“With just about two weeks to go until technology giant Apple reports its fiscal second quarter, everyone is starting to get their estimates together,” Bill Maurer writes for Seeking Alpha. “Since management decided to stop reporting unit sales, some of the numbers seem a little harder to predict.”
“As we move into the summer months, Apple enters a traditional weaker time of the year. Generally speaking, iPhone sales decline before a new line of phones launches in September, and other products with a similar launch timeline see the same pattern,” Maurer writes. “Overall revenues have declined by an average of $8 billion from the March to June quarters over the past four years.”

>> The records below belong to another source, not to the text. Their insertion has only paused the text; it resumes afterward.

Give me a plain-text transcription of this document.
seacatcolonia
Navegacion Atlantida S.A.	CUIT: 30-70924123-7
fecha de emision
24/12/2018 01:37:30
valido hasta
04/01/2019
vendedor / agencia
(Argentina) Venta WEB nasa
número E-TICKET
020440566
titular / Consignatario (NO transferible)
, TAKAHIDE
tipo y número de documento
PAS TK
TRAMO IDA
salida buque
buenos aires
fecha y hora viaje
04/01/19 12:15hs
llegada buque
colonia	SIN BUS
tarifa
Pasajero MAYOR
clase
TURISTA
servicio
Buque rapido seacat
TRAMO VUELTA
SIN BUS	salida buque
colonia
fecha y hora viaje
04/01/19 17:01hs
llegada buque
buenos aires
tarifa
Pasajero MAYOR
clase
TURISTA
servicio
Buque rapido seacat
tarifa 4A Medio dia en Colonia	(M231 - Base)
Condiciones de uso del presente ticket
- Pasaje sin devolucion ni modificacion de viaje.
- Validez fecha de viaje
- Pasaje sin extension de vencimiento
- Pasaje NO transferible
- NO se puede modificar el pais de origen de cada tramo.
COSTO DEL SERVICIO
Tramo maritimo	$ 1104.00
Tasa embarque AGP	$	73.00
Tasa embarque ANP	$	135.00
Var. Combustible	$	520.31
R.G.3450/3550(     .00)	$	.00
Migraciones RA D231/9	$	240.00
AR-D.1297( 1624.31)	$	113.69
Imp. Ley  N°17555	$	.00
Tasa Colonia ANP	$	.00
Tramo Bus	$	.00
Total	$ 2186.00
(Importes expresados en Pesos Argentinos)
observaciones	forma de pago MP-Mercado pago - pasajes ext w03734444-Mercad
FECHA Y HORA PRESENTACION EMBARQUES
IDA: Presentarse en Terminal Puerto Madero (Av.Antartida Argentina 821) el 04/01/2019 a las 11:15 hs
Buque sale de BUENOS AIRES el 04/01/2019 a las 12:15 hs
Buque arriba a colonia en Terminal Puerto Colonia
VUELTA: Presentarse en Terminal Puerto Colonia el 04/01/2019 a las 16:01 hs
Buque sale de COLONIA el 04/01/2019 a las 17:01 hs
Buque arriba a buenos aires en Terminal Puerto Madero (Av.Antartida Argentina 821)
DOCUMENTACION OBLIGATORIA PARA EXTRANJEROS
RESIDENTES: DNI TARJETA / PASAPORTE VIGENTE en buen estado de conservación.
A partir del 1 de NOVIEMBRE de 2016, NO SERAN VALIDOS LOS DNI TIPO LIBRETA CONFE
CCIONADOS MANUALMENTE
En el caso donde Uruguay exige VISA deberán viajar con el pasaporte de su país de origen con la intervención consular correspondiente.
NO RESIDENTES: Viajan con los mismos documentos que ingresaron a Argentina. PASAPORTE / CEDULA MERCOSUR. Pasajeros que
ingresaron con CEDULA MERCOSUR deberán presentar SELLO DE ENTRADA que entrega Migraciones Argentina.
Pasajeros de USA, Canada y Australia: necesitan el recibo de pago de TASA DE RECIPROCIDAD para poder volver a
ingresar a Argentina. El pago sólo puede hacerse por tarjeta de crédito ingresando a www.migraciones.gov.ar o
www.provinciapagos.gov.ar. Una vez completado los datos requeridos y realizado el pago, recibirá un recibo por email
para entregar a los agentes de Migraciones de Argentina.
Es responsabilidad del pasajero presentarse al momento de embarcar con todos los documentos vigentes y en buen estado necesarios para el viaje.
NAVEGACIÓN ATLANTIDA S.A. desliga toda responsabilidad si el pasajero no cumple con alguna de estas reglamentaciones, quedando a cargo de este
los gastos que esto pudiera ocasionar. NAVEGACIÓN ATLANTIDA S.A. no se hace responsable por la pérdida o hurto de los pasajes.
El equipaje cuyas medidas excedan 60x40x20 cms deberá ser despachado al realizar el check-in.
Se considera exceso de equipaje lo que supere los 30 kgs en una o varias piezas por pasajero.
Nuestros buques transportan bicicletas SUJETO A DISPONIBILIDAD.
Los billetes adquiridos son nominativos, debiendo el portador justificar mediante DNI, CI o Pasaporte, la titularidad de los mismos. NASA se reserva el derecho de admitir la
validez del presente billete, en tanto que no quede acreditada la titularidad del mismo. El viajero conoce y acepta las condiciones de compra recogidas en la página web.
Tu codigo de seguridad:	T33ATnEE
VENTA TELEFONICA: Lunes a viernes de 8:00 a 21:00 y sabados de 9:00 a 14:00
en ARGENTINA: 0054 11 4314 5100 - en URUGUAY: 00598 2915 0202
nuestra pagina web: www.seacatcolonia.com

“he street is looking for $57.51 billion in the March quarter,” Maurer writes. “The March period estimate is currently half a billion dollars above Apple’s guidance midpoint of $55 billion to $59 billion for the period.”
“The big question here is what will investors really focus on the most? Let’s hypothetically say that history repeats and guidance is below expectations as I’ve detailed it could be,” Maurer writes. “Will that potential news be offset by a potentially large dividend raise as well as an increase to the buyback that we should see at this report?”
Read more in the full article here.
MacDailyNews Take: A strong capital return program update (buybacks and dividends) would go a long way towards assuaging any “disappointment(s)” in Q219 earnings due to be revealed on Tuesday, April 30, 2019 after market close.